Fundamental catalysis

We use ambient pressure photoelectron spectroscopy (APXPS), near edge x-ray absorption fine structure (NEXAFS) spectroscopy, and polarisation modulation infrared reflection absorption spectroscopy (PM-IRRAS), to monitor the changes in the chemical state of the surface as well as the chemical nature, adsorption energies, and adsorption sites of the reactant molecules on the surface. A critical common trait of all of these techniques is that they can be applied under reaction conditions.

Methanol economy

We are interested in methanol conversion and methanol synthesis reactions on Cu surfaces, which together consititute the carbon-neutral 'methanol economy'. 

Selected papers:

R. Ben David, A. Ben Yaacov, A. R. Head, B. Eren. Methanol Decomposition on Copper Surfaces under Ambient Conditions: Mechanism, Surface Kinetics, and Structure Sensitivity. ACS Catal. 2022, 12, 7709-7718

R. Ben David, A. Ben Yaacov, B. Eren. Effect of Surface Orientation on Methanol Adsorption and Thermally Induced Structural Transformations on Copper Surfaces. J. Phys. Chem. C 2021, 125, 6099-107

B. Eren, C. G. Sole, J. S. Lacasa, D. Grinter, F. Venturini, G. Held, C. S. Esconjauregui, R. S. Weatherup. Identifying the Catalyst Chemical State and Adsorbed Species during Methanol Conversion on Copper using Ambient Pressure X-ray Spectroscopies. Phys. Chem. Chem. Phys. 2020 22, 18806-14 

Oil economy

We are interested in understanding the surface chemistry in two reactions. The first one is the Fischer-Tropsch synthesis, which is the conversion of a mixture of CO and H2 into hydrocarbons, typically catalysed by Co-based nanoparticle catalysts in industrial processes. This is a way of producing petroluem-products, alternative to using crude oil. We are currently developing tools to operate APXPS at atmospheric pressure in order to address a few debated questions in the literature regarding the reaction mechanism. 

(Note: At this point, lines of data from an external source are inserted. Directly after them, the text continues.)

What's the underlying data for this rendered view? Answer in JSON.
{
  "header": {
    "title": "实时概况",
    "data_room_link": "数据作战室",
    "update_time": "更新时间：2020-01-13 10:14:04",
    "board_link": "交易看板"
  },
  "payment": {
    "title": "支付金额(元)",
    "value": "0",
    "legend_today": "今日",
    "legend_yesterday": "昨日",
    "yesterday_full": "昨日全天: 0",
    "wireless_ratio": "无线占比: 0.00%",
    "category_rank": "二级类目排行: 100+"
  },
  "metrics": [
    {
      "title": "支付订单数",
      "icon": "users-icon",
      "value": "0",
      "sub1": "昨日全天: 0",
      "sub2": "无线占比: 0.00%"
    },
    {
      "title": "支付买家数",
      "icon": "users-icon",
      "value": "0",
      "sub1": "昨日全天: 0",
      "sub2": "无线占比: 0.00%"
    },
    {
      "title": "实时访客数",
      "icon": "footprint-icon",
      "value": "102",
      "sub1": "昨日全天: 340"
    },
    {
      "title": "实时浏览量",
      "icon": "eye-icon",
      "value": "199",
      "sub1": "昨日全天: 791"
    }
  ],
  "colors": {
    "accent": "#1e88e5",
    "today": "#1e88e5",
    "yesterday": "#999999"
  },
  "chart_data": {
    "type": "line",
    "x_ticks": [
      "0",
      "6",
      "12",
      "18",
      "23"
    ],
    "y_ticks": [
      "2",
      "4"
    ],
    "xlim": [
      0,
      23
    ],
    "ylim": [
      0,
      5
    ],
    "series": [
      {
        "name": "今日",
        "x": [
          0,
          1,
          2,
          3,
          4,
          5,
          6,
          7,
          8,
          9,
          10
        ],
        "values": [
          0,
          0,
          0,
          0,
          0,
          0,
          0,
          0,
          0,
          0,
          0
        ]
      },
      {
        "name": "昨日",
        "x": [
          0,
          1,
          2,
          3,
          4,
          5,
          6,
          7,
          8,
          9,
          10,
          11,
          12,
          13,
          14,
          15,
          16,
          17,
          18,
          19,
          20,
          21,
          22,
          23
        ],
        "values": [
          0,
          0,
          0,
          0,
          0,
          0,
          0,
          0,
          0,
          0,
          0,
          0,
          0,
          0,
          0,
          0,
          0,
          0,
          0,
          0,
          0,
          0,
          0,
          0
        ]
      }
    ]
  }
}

The second project we are interested is the catalytic hydrogenation of alkynes, which is a commercially important reaction used in the purification of alkene streams in the petrochemical industry. We are interested in answering some of the fundamental question regarding ceria-hydrogen interaction and ceria-acetylene interaction. 

Selected papers:

B. Eren, A. Head. Carbon Monoxide Adsorption on Manganese oxide / cobalt: An Ambient Pressure X-ray Photoelectron Spectroscopy Study. J. Phys. Chem. C 2020, 124, 3557-63 

Hydrogen economy

Currenly, oxygen evolution reaction (OER) and oxygen reduction reaction (OER) are problematic in fuel cell + electrolyser technologies, because of their high overpotentials. So far, we have not started our research in this topic, but we are collecting priliminary data on the feasibility of our approach.